Car tout est là. Pourquoi cette affaire Pol Pot est-elle si décisive ? À cause des morts, bien sûr. Mais à cause de la place qu’elle occupe, également, dans l’histoire de l’idée de Révolution. Jusqu’à Pol Pot, on disait : « les révolutions échouent parce qu’elles ne vont pas assez loin, qu’elles ne sont jamais assez radicales – comment voulez-vous qu’elles réussissent quand elles ne touchent qu’aux rapports de production, et pas au pouvoir d’État ? ou au pouvoir d’État, mais pas aux inégalités de naissance ? ou à ces inégalités, mais sans voir que c’est au plus profond de la culture des hommes, dans leur langue, leur désir, leur inscription dans le réel, que sont les nœuds de la soumission ? » Sur quoi Pol Pot vint : « le pouvoir est affaire de culture ? je supprime la culture, les livres et la mémoire ! il est affaire de langue ? j’invente un nouvel alphabet et, donc, une nouvelle langue ! il se perpétue à travers les rapports de désir ? je réforme le désir, je réglemente la sexualité, je renverse un siècle de psychanalyse et des millénaires de rapports hommes-femmes ! il a rapport au réel, à l’espace ? je vide les villes, je les mets à la campagne et je provoque ainsi le remodelage le plus inouï du lien entre les sujets ! » C’est la révolution la plus sérieuse de l’histoire de l’humanité.
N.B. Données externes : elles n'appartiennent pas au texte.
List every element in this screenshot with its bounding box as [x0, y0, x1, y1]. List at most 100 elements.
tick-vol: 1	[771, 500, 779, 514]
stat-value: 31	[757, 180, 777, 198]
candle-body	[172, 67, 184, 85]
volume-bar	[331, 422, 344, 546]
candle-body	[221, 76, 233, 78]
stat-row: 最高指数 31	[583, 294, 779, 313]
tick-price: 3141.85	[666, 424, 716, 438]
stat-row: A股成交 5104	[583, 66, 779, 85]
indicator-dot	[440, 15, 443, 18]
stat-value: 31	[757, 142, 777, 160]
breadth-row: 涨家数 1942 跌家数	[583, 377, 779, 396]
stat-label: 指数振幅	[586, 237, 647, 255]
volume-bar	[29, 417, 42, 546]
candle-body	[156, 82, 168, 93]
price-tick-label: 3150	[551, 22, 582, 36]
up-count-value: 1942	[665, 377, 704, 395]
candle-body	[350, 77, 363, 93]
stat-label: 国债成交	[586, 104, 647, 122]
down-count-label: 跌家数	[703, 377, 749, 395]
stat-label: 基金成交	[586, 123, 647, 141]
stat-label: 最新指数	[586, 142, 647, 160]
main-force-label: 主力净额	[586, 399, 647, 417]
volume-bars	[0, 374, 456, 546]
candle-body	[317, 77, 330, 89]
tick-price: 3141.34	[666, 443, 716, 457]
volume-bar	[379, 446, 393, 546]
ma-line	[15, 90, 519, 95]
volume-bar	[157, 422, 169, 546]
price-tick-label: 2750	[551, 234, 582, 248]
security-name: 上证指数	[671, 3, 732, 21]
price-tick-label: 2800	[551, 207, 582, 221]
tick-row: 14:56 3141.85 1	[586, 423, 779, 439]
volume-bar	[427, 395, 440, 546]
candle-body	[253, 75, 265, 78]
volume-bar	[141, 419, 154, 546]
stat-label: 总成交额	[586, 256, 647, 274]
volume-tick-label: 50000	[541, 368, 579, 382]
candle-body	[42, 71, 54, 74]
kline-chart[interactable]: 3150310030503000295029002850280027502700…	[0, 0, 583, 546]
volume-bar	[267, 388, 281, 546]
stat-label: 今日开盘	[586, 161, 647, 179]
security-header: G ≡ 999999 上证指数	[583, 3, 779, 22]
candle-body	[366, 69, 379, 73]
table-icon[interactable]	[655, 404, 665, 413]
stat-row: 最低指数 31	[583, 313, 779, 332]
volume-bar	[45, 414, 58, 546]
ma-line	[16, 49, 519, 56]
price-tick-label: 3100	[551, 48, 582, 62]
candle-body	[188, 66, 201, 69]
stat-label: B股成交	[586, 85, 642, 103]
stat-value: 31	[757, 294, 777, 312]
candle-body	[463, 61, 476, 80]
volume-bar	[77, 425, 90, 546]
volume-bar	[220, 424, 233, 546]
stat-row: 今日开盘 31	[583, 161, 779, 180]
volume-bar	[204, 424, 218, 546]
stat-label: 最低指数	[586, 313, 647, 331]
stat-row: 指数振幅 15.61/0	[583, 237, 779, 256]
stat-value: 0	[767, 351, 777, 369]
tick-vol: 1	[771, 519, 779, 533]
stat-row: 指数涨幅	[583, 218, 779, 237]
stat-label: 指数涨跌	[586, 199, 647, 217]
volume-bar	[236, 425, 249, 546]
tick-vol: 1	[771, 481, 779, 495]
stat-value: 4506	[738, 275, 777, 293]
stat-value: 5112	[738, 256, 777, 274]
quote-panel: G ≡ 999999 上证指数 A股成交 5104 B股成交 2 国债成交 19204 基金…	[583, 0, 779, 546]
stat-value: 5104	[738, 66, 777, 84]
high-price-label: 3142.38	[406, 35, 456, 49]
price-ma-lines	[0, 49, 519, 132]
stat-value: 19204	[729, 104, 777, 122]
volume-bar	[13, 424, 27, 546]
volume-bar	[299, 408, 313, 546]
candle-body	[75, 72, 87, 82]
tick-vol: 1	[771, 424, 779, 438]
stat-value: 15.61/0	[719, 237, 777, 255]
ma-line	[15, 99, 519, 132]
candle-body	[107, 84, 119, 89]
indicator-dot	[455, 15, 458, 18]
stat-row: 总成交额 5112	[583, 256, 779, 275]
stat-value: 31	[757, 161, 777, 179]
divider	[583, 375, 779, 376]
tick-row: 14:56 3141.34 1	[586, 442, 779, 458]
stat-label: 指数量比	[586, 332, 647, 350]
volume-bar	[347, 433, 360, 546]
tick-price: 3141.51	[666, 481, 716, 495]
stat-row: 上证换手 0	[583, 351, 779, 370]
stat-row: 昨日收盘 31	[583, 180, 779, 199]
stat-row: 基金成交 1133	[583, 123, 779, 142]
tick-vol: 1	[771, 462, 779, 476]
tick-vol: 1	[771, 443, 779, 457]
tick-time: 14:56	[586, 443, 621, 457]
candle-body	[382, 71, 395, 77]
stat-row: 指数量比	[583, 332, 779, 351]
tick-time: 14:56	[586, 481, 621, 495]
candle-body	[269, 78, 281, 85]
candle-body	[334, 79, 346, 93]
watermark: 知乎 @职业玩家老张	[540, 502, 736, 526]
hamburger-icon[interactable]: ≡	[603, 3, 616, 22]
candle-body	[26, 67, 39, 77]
C’est la première révolution dont on ne puisse plus regretter qu’elle se soit arrêtée à mi-chemin. Et comme l’expérience débouche sur l’horreur que l’on sait, elle pose cette équation désormais évidente : « révolution extrême égale barbarie extrême ; plus l’une est radicale, plus l’autre l’est aussi ; plus le désir d’absolu va loin, plus absolue sera l’horreur » – le rêve de table rase, le projet de changer l’Homme en ce qu’il a de plus profond sont, en d’autres termes, définitivement criminels ; ils le sont par essence, et non par accident. Telle est la leçon philosophique du polpotisme. Telle est, par-delà les monceaux de cadavres, sa contribution à l’histoire noire de ce siècle. Et c’est pourquoi l’événement est au moins aussi important que, par exemple, la chute du mur de Berlin.